A couple closing thoughts, one somewhat related to the rest of the post, and the other not at all. First, blogs themselves probably aren't as in vogue as they were several years ago. You might remember when everyone and their pet gerbil had a Xanga account. Nowadays, the world of online community is dominated by our common friend Mark Zuckerberg and his website called Facebook. Maybe you've heard of it. Anyways, when I was on the staff of my high school newspaper, I wrote a column about fads (like digital pets, Surge, Tickle-Me Elmo, etc.) In that column, I penned this brilliant prophecy:
I hear a lot about facebook.com these days. At this website, all of these people can put up their picture and some information about themselves, and then other members call them their friends and leave little messages. And this is my question: Why?
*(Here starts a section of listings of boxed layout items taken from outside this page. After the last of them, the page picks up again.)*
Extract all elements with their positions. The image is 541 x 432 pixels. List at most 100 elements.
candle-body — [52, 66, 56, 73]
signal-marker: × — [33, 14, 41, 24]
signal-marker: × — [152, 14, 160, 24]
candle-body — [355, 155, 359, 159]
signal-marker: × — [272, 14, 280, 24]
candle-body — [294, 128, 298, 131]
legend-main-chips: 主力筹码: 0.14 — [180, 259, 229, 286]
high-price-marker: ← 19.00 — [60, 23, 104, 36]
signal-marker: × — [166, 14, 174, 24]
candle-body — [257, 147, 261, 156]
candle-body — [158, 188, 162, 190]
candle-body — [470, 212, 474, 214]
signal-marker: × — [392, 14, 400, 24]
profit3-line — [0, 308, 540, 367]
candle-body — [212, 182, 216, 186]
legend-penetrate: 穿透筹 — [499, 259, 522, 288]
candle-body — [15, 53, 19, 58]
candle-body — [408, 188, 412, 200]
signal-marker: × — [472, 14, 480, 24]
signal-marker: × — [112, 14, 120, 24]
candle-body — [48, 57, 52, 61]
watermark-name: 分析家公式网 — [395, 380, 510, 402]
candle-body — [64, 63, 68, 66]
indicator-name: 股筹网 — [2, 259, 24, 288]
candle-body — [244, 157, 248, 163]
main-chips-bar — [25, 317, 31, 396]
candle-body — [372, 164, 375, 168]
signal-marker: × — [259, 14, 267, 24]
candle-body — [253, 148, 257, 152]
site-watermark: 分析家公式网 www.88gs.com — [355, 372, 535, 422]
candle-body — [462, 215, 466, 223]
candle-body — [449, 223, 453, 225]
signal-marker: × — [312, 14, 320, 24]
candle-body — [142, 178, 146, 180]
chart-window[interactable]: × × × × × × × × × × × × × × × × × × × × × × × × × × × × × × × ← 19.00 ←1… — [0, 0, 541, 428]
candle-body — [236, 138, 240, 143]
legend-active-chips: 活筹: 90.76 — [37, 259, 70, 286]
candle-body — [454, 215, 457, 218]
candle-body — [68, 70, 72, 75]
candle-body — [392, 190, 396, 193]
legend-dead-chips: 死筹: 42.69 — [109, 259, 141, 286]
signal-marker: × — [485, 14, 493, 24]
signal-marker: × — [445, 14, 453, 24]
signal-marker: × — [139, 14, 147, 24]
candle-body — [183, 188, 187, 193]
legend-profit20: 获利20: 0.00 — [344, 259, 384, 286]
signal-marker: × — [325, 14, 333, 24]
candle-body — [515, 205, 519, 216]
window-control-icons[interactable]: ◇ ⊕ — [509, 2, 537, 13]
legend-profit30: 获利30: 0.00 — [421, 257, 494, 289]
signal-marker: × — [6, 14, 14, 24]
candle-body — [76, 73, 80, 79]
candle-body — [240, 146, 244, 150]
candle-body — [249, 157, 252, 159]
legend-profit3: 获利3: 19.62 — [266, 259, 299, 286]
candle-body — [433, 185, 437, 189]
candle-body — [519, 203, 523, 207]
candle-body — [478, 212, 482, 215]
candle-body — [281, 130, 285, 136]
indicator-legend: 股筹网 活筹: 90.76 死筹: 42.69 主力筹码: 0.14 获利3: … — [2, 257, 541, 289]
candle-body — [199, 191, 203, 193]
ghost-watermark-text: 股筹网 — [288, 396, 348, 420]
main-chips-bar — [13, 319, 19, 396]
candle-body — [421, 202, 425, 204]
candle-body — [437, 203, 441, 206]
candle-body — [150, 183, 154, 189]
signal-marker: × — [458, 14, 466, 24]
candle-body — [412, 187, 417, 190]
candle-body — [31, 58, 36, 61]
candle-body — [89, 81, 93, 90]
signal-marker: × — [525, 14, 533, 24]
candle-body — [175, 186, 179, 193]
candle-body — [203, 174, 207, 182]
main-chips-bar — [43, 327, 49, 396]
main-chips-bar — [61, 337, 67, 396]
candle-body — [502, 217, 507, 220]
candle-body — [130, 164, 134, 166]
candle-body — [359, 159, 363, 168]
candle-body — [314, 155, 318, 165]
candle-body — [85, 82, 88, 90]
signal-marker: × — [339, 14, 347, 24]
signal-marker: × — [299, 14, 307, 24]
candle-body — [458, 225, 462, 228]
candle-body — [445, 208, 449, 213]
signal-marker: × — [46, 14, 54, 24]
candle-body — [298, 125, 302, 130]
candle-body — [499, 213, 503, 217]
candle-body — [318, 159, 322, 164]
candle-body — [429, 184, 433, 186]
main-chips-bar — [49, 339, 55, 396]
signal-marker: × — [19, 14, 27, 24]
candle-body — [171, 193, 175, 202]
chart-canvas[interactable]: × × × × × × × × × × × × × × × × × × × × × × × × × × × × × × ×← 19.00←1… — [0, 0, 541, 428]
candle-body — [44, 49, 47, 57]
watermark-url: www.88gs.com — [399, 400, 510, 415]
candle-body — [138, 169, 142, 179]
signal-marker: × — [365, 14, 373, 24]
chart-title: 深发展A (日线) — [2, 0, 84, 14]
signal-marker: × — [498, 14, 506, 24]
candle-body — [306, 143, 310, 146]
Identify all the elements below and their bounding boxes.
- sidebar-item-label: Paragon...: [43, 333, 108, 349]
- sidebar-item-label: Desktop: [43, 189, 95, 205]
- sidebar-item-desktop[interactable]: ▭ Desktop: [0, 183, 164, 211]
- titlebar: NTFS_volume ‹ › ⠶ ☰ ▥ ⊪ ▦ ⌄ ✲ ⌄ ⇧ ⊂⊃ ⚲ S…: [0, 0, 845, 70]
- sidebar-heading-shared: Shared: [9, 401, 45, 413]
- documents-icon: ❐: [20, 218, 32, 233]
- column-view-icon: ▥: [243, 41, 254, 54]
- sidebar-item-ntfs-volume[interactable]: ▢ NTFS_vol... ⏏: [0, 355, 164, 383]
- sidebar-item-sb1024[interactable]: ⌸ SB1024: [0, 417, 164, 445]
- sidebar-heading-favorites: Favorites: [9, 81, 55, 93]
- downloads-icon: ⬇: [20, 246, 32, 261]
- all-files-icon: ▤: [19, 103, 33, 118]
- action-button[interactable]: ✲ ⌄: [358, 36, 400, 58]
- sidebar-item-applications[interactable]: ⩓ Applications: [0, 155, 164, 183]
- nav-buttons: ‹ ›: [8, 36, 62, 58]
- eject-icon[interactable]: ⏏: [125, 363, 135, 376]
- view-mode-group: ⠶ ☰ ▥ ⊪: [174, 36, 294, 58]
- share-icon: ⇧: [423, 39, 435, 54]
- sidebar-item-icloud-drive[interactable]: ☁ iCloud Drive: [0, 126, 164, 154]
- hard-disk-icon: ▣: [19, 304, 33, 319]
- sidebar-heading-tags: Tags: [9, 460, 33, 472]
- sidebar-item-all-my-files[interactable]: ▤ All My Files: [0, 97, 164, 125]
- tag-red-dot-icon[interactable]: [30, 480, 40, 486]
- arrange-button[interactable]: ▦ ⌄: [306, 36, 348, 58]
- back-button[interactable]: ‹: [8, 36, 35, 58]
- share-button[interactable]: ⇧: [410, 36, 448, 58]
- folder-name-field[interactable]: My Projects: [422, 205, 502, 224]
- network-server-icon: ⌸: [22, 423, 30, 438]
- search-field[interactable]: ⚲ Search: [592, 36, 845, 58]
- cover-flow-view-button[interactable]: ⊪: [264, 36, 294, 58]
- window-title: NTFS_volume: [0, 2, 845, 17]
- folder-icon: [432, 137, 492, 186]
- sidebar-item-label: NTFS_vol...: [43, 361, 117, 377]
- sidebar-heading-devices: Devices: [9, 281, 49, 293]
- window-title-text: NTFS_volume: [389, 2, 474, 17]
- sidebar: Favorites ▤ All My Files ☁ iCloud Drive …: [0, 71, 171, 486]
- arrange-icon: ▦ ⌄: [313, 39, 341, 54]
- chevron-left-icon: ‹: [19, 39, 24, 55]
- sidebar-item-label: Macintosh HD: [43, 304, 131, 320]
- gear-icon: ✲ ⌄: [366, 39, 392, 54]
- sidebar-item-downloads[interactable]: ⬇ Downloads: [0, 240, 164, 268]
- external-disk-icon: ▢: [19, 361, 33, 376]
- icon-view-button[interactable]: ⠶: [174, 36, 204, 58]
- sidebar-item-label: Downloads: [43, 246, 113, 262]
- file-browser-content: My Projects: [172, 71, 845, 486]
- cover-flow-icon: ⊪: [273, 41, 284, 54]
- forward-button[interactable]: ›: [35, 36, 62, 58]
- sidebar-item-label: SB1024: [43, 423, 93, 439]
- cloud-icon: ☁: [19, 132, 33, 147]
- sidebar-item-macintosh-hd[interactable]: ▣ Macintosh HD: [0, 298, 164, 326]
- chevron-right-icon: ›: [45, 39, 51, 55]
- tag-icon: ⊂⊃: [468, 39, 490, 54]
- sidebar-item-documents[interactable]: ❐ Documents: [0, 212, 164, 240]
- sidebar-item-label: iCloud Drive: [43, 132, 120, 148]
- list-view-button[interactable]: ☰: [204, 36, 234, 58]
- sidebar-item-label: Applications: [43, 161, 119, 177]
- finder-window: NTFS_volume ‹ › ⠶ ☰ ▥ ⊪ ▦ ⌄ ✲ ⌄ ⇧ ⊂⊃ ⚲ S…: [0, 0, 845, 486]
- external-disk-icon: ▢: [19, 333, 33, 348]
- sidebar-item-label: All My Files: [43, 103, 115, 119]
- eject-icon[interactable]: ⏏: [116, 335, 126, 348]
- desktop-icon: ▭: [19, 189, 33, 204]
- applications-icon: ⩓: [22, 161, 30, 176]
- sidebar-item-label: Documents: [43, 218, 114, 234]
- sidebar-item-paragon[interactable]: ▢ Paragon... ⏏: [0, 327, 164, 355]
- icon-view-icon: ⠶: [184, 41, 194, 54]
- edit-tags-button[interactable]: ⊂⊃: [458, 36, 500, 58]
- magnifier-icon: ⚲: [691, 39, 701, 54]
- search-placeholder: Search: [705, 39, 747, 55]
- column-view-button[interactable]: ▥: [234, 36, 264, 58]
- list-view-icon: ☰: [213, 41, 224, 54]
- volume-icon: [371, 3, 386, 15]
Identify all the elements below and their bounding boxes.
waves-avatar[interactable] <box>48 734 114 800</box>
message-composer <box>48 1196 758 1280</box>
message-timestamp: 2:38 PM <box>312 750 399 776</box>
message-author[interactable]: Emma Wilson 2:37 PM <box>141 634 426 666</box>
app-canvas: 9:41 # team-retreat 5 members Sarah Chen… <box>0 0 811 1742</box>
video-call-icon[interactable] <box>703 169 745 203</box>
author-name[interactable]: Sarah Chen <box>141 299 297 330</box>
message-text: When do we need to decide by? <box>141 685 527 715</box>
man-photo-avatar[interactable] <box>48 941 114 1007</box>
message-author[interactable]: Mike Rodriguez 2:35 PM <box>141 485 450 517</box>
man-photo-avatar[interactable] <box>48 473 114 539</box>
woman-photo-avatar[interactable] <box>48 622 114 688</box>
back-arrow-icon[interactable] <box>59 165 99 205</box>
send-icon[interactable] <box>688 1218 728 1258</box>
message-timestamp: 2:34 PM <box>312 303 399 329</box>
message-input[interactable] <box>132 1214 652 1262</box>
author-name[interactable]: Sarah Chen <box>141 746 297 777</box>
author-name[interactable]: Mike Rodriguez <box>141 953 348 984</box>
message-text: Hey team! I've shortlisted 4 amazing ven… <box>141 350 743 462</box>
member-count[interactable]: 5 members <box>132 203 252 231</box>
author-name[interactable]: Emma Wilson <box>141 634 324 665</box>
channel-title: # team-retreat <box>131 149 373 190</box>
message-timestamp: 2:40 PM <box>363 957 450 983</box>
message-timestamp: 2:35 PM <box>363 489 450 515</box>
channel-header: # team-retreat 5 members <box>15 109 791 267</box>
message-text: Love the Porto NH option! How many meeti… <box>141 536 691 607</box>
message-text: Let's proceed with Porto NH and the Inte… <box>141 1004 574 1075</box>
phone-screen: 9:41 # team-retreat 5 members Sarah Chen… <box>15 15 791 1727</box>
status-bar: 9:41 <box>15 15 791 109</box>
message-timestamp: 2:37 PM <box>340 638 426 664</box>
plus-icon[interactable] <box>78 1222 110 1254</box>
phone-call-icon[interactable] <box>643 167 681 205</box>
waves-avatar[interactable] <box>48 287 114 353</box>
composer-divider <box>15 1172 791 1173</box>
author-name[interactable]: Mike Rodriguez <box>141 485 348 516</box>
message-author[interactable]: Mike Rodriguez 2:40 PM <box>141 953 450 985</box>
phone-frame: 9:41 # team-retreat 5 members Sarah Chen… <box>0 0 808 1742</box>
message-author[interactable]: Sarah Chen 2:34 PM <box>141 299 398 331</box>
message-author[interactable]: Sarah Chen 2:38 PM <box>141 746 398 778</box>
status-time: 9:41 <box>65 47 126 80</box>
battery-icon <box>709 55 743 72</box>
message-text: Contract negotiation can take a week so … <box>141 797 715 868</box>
It seems to me that all it does is allow all of these people who are already your friends in real life come and call themselves your friends on the Internet. This concept is doomed to fail; facebook will soon become just another fad.Whoops.
Second, recently I was reading The Pilgrim's Progress by John Bunyan, which was first published in 1678. It's a Christian classic and is an allegorical account of Christian's journey from the City of Destruction to to the Celestial City. In one town, Christian and his traveling companion, Faithful, are mocked, beaten, locked in a cage, and put on trial before the people of the town have Faithful skinned, stoned, stabbed, and burned. What is the name of this town? Vanity Fair. It seems an odd titling choice to me that a women's fashion magazine would name itself after a literary place that imprisons, tortures, and kills Christians.